Crustal thickness globe (updated)

thingiverse

**Update 11/2019**: Added a second version with correct crustal thickness and no space for magnets, boasting 50x vertical exaggeration. This globe of the earth's topography opens to reveal the base of the crust (moho), an excellent aid for teaching and outreach in geology and geophysics. The relief at the surface and on the base of the crust are at the same scale (50x vertical exaggeration), making it a fantastic tactile way to explore the structures beneath our feet. The earth's topography is controlled by the thickness of the crust, which is lighter than deeper mantle rocks. As a result, crust is buoyant and "floats" at the earth's surface.
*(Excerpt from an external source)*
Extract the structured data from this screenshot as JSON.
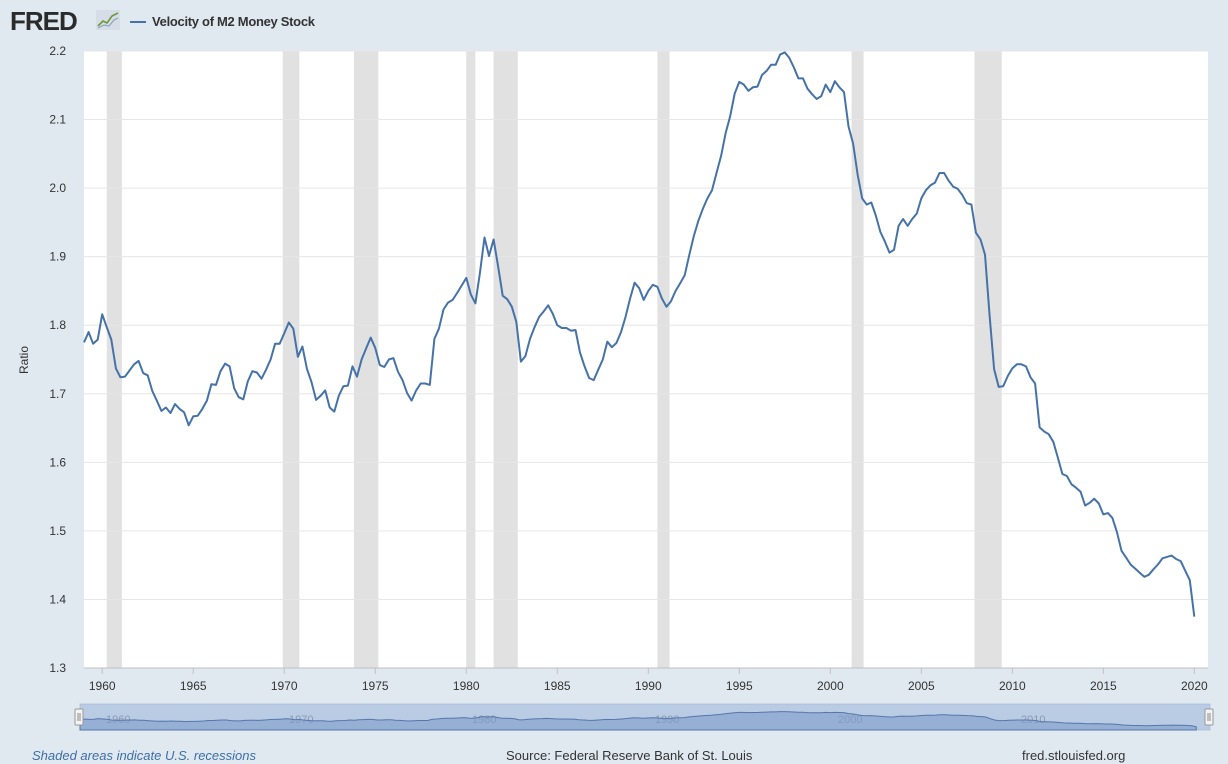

If you want to know more about this concept, just Google "isostasy". This means that most high places like mountains have roots, much like an iceberg. The topography we see at the surface is small compared to the amount beneath it. Notice how the thickest areas of the model are found in the Himalayas, where crust reaches 80 km thick, and beneath the high Andes. Correspondingly, deep oceans with low topography are associated with thin crust. There are two models uploaded here: * The first version is scaled correctly to crustal thickness but lacks space for magnets, so it doesn't have a closing mechanism. It also has a small contact area with the print bed, which may cause adhesion issues and requires printing with a raft. * The second version is designed to be printed with embedded 5x2mm neodymium magnets by inserting gcode to pause the print and allow the magnets to be inserted at the correct layer. (Note for teachers/geeks/pedants: This crustal thickness is not to scale; surface relief and relief of the base of crust are at the same scale, but additional constant thickness was added to make it 3D printable and have space for magnets about 3.5 mm at 100% scale.) **Source data:** * Topography: ETOPO1 (https://www.ngdc.noaa.gov/mgg/global/) * Moho depth: CRUST1.0 (https://igppweb.ucsd.edu/~gabi/crust1.html)